= Banking in Iraq =

Modern-style banking in Iraq roots from the beginning of the 20th century.

Iraq's two main state-owned banks are the largest banks in Iraq and have a shared history. In 1988, Rasheed Bank was spun off from Rafidain Bank.

| Banking group | Established | Number of Branches | Total Assets (Iraqi Dinar billion) | Share of total banking system assets | Share of total banking system credit | Share of total banking system deposits |
|---|---|---|---|---|---|---|
| Rasheed Bank | 1988 | 162 |  |  |  |  |
| Rafidain Bank | 1941 | 147 |  |  |  |  |

== Specialist state owned banks ==
It also has four specialist state-owned banks.

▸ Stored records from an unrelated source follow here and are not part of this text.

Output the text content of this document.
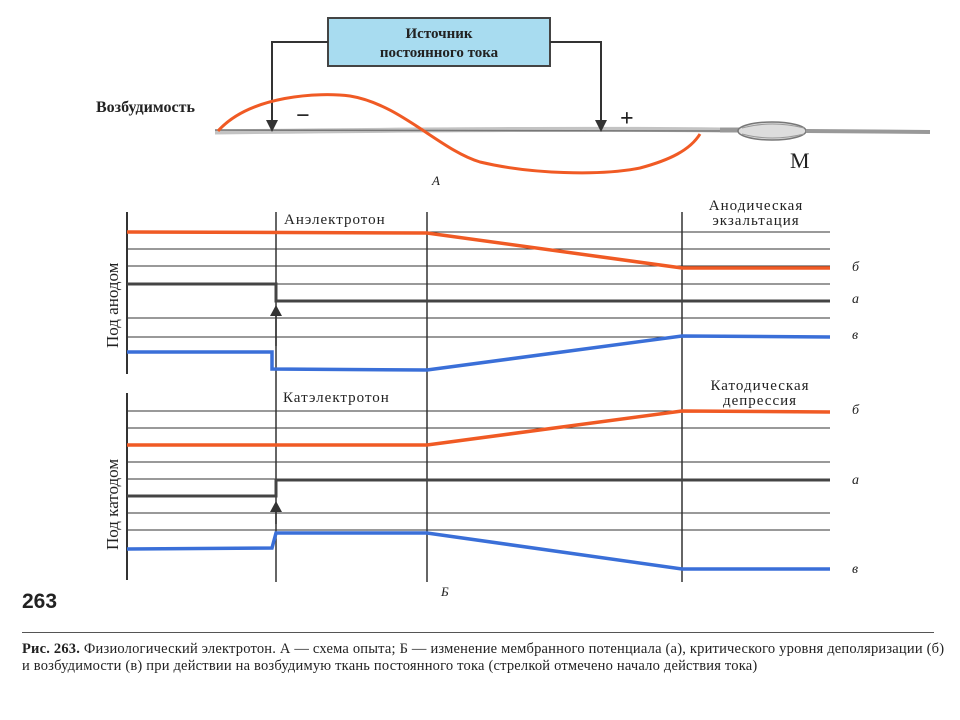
Источник
постоянного тока
Возбудимость	−	+
М
А
Анэлектротон
Анодическая
экзальтация
Катэлектротон
Катодическая
депрессия
Под анодом
Под катодом
б
а
в
б
а
в
Б
263
Рис. 263. Физиологический электротон. А — схема опыта; Б — изменение мембранного потенциала (а), критического уровня деполяризации (б) и возбудимости (в) при действии на возбудимую ткань постоянного тока (стрелкой отмечено начало действия тока)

| Bank | Established | Purpose |
|---|---|---|
| Agricultural Cooperative Bank of Iraq | 1935 | Provide credit and banking services to Iraq's agricultural sector |
| Bank of Iraq | 1991 | Founded as the Iraqi Socialist Bank |
| Industrial Bank of Iraq | 1946 | Financing and supporting Iraq’s industrial sector |
| Real Estate Bank of Iraq | 1948 | Financing and supporting Iraq's housing projects |

== Private Commercial Banks ==
Iraq has many private banks that are operate across the Governorates of Iraq. These include:

| Bank | Established | Number of Branches |
|---|---|---|
| Babylon Bank | 1998 | 12 |
| Bank of Baghdad | 1992 |  |
| Basrah International Bank for Investment | 1993 | 12 |
| Dar Es Salaam Investment Bank | 1998 |  |
| Gulf Commercial Bank | 2000 | 12 |
| Iraqi Islamic Bank | 2000 | 14 |
| Islamic Cooperation Investment Bank | 2006 | 10 |
| Warka Bank | 1999 | 120 |

== Supervision and regulation ==
The Central Bank of Iraq supervises Iraqi banks.